FOSS stands for Free and Open-Source Software. The "free" doesn't necessarily mean free of charge, it means freedom. Freedom to use the software for any purpose, to study how it works, modify it, and share it.

"Open source" refers to the source code being publicly available so you can see exactly how everything works. Anyone with the technical ability can read it, inspect it, and build on it.

The opposite is proprietary software: closed-source code, controlled by an entity, where the terms of use are restrictive and the internal workings are hidden. You can use it, but you have no independent way to verify what it actually does.

How It Works¶

Auditability By Design¶

The practical difference between open and closed source for privacy is generally auditability.

graph TB
    PT["🔒 Proprietary Software"] --> P1["Company writes code"]
    P1 --> P2["Code stays hidden"]
    P2 --> P3["Company publishes claims:<br/>'We don't log your data'<br/>'Your vault is encrypted'<br/>'No backdoors'"]
    P3 --> P4["You decide whether<br/>to trust the claims"]

    OT["🔓 Open-Source Software"] --> O1["Developers write code"]
    O1 --> O2["Code is publicly available"]
    O2 --> O3["Anyone can read, audit, and verify:<br/>'Does it actually encrypt?'<br/>'Does it phone home?'<br/>'Are there backdoors?'"]
    O3 --> O4["Trust is earned through verification,<br/>not just claimed"]

Diagram: With proprietary software, you can only trust the company's claims. With open-source software, anyone can read and verify the code — replacing trust in claims with trust in evidence.

When software is closed source, you're taking the company's word for what it does. If a proprietary messaging app claims it doesn't log your conversations, or a proprietary password manager claims your vault is encrypted before it ever leaves your device—those are just claims that are challenging to verify. You can read their privacy policy, you can do traffic inspection, you can reverse-engineer, but you can't just read the code.
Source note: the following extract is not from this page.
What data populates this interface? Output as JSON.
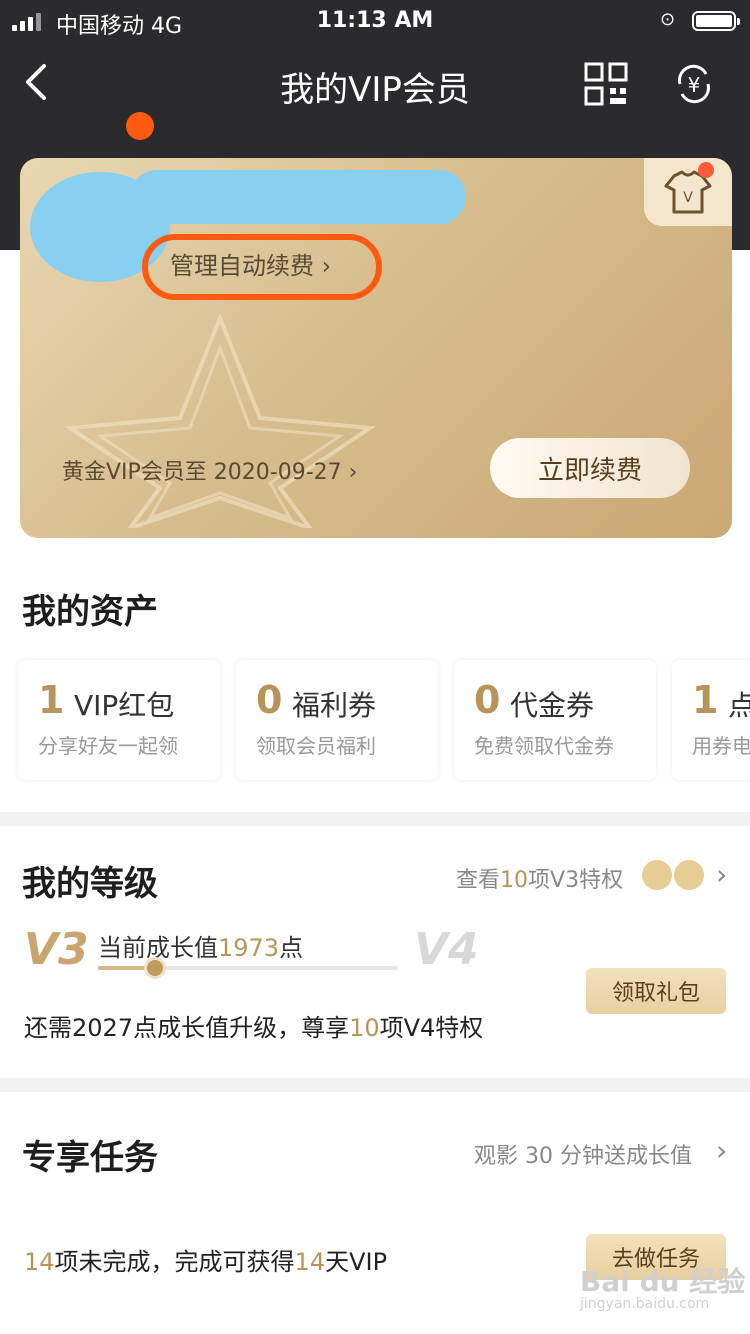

When software is open source, claims can be checked. Security researchers, independent auditors, and even skilled users can more easily verify whether the software actually behaves as described.
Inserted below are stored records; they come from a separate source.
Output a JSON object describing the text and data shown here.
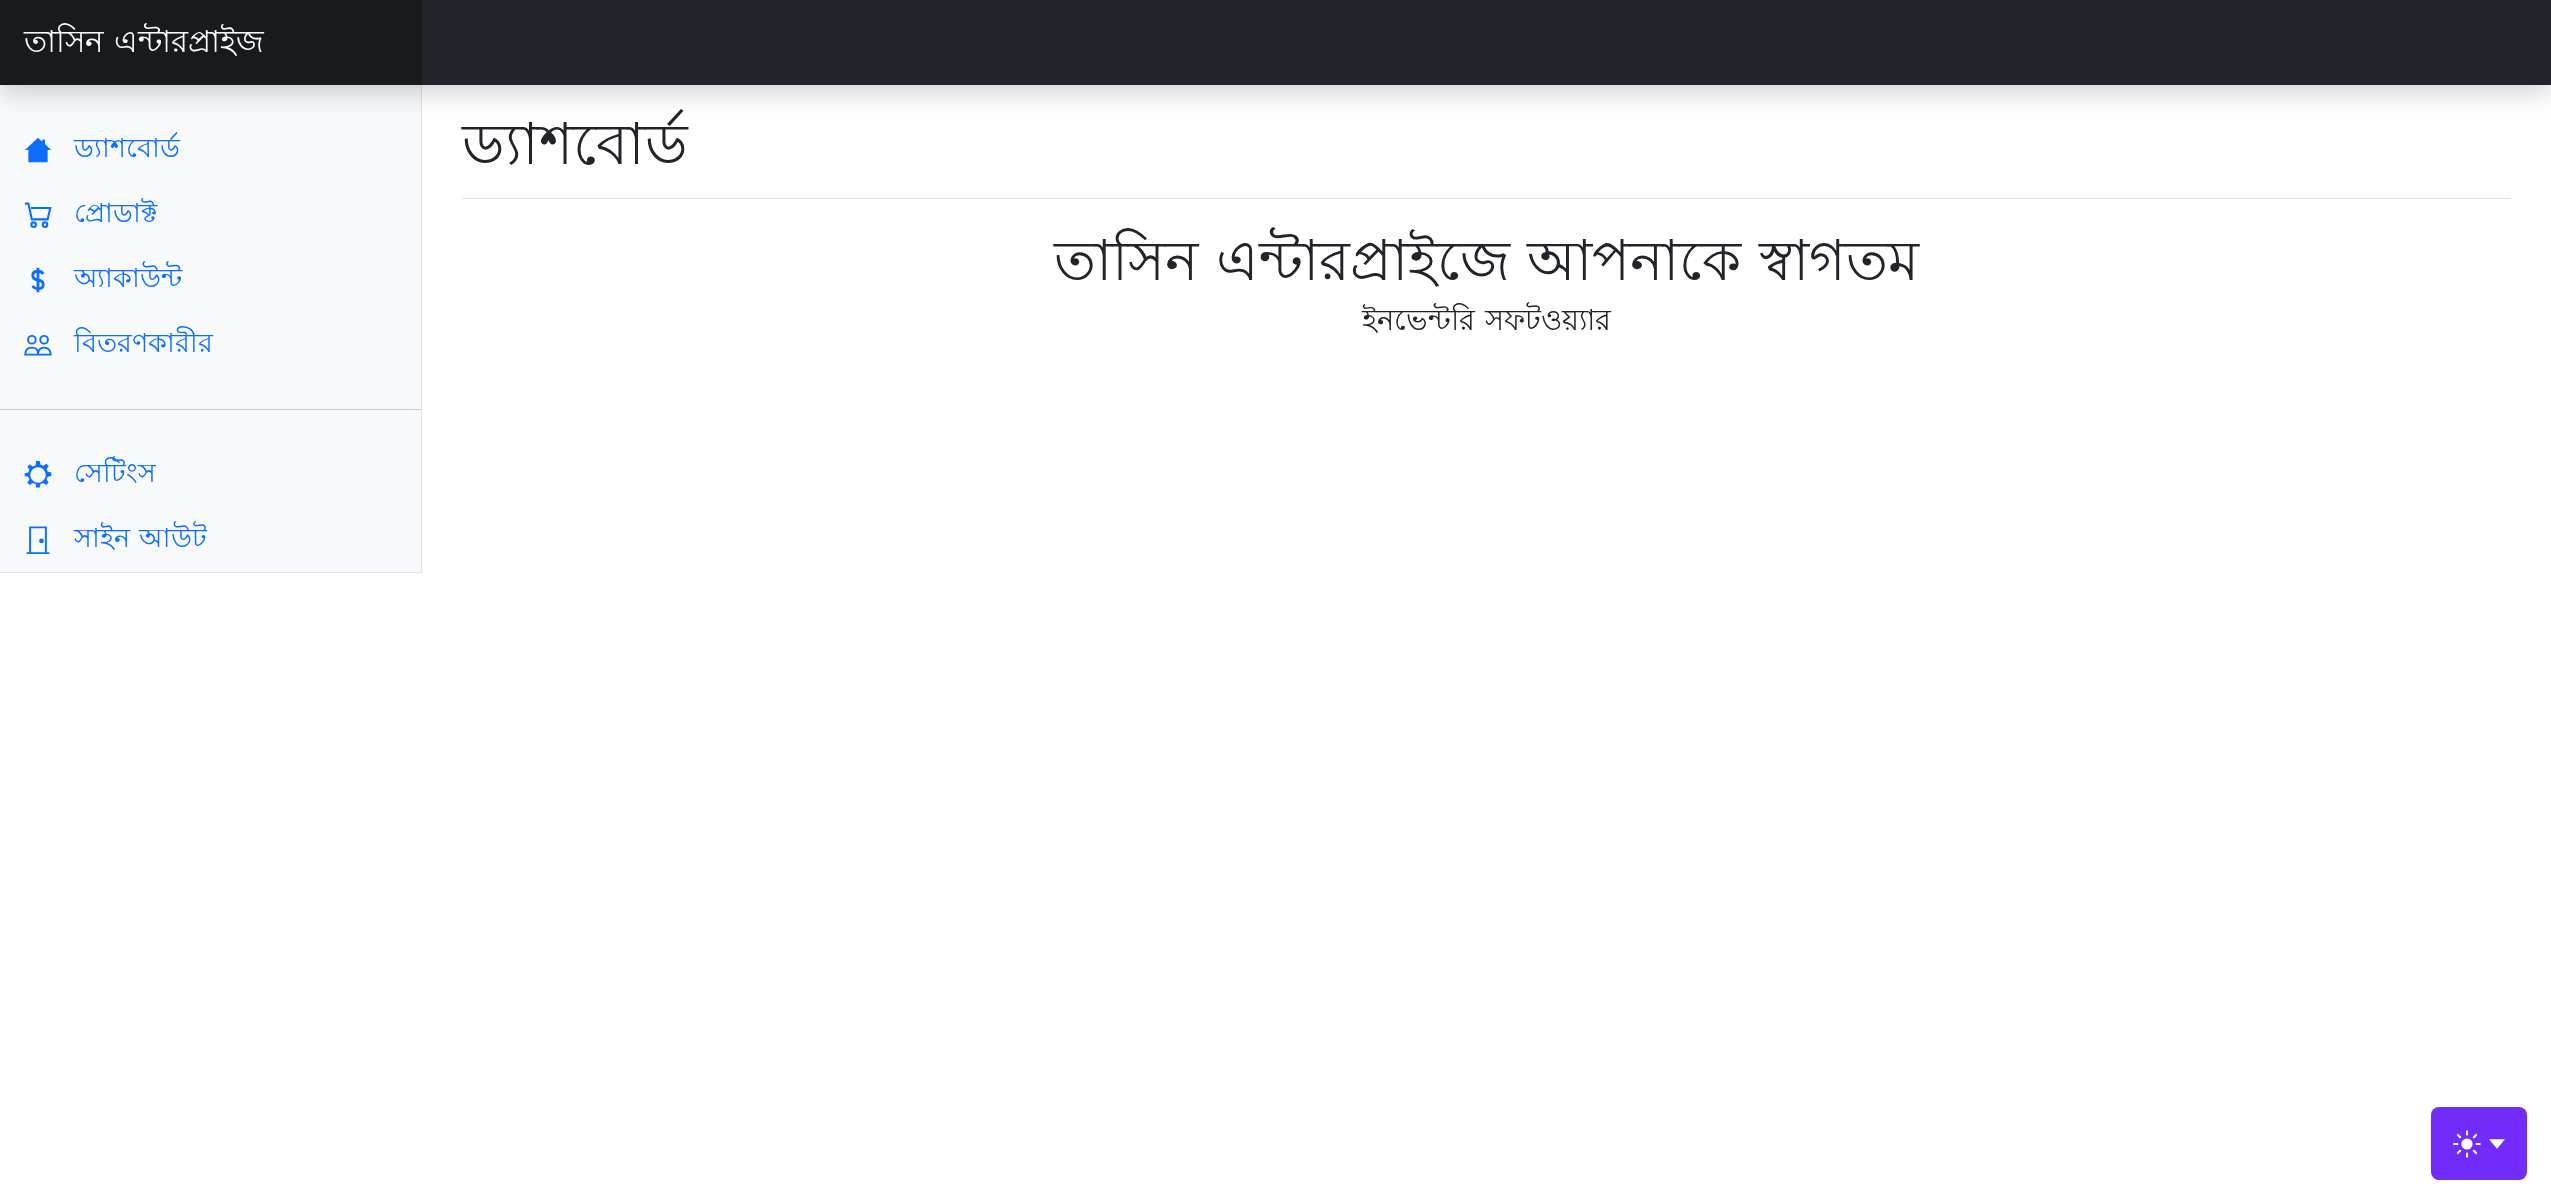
{
  "navbar": {
    "brand": "তাসিন এন্টারপ্রাইজ"
  },
  "sidebar": {
    "items": [
      {
        "label": "ড্যাশবোর্ড"
      },
      {
        "label": "প্রোডাক্ট"
      },
      {
        "label": "অ্যাকাউন্ট"
      },
      {
        "label": "বিতরণকারীর"
      }
    ],
    "footer_items": [
      {
        "label": "সেটিংস"
      },
      {
        "label": "সাইন আউট"
      }
    ]
  },
  "main": {
    "title": "ড্যাশবোর্ড",
    "welcome": "তাসিন এন্টারপ্রাইজে আপনাকে স্বাগতম",
    "subtitle": "ইনভেন্টরি সফটওয়্যার"
  }
}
Open source also means security researchers from around the world can find and report vulnerabilities, rather than leaving that work entirely to an internal team with potential conflicts of interest.

Open Source Isn't a Guarantee of Safety¶

Open source is great, but it's not a guarantee of safety. GitHub is full of abandoned open-source projects with unpatched vulnerabilities that are dangerous to use. Some projects are built by well-intentioned developers whose code hasn't been independently reviewed. Being open source means the code can be audited. It doesn't mean it has been.

Heartbleed is a common example. Disclosed in April 2014, it was a critical memory-disclosure vulnerability in OpenSSL, the open-source cryptography library that powered nearly two-thirds of secure websites on the internet at the time. The bug had been present in the code undetected for almost two years, and was likely exploited in the wild before anyone caught it. When it was found, it required emergency patching across millions of servers globally. OpenSSL's code was publicly visible the entire time.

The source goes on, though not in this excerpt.